Destroying ISIS, al-Qaeda and other Muslim terror groups is not particularly difficult, far less difficult than Sherman or Sheridan’s task during the Civil War. It simply requires doing some disgusting things. Western intelligence doesn’t have to infiltrate terror groups, tap phones, mine social media postings and so forth (although these doubtless are worth doing). Muslim communities in the West will inform on the terrorists. They will tell police when someone has packed up and gone to Syria, and when he has returned. They will tell police who is talking about killing westerners, who has a suspicious amount of cash, who is listening to broadcasts from Salafist preachers.

They will tell western security services everything they need to know, provided that western security services ask in the right way. I mean in Phil Sheridan’s way. Like the victorious Union generals of the Civil War, the West does not have to be particularly clever. It simply needs to understand what kind of war is is fighting.
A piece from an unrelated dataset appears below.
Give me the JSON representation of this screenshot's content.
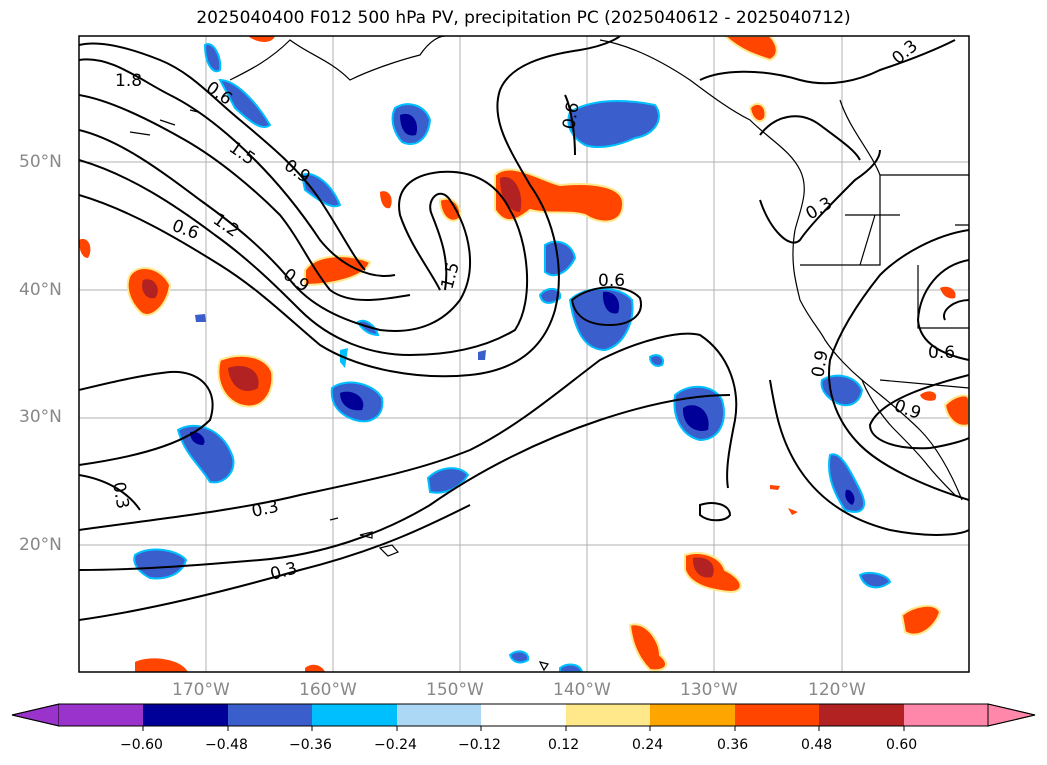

Most Muslims are peaceful people who disapprove of terrorism, but many are not. Opinion polls show a large and consistent minority  of 20% to 40% approves of at least some form of terrorism. Support for ISIS generally is low, but much higher for Hezbollah, Hamas and other terrorist groups. By any reasonable count there are a few hundred million Muslims who in some way approve of terror, although very few of them would take part in terror attacks. But they are the sea in which the sharks can swim unobserved. They may not build bombs, but they will turn a blind eye to terrorists in their midst, especially if those terrorists are relations. They also fear retaliation from the terrorists if they inform.

The way to win the war is to frighten the larger community of Muslims who passively support terror by action or inaction–frighten them so badly that they will inform on family members. Frightening the larger Muslim population in the West does not require a great deal of effort: a few thousand deportations would do. Western intelligence services do not even have to deport the right people; the wrong people know who they are, and so do many of their neighbors. The ensuing conversation is an easy one to have. “I understand that your nephew is due for deportation, Hussein, and I believe you when you tell me that he has done nothing wrong. I might be able to help you. But you have to help me. Give me something I can use–and don’t waste my time by making things up, or I swear that I’ll deport you, too. If you don’t have any information, then find out who does.”

This approach to quashing insurgency has worked numerous times in the past. It is not characteristic of peacetime life in western democracies, to be sure, but neither was Phil Sheridan’s ride through the Shenandoah. We prefer to think about winning hearts and minds. Winning the hearts and minds of a people, though, isn’t difficult once they fear you.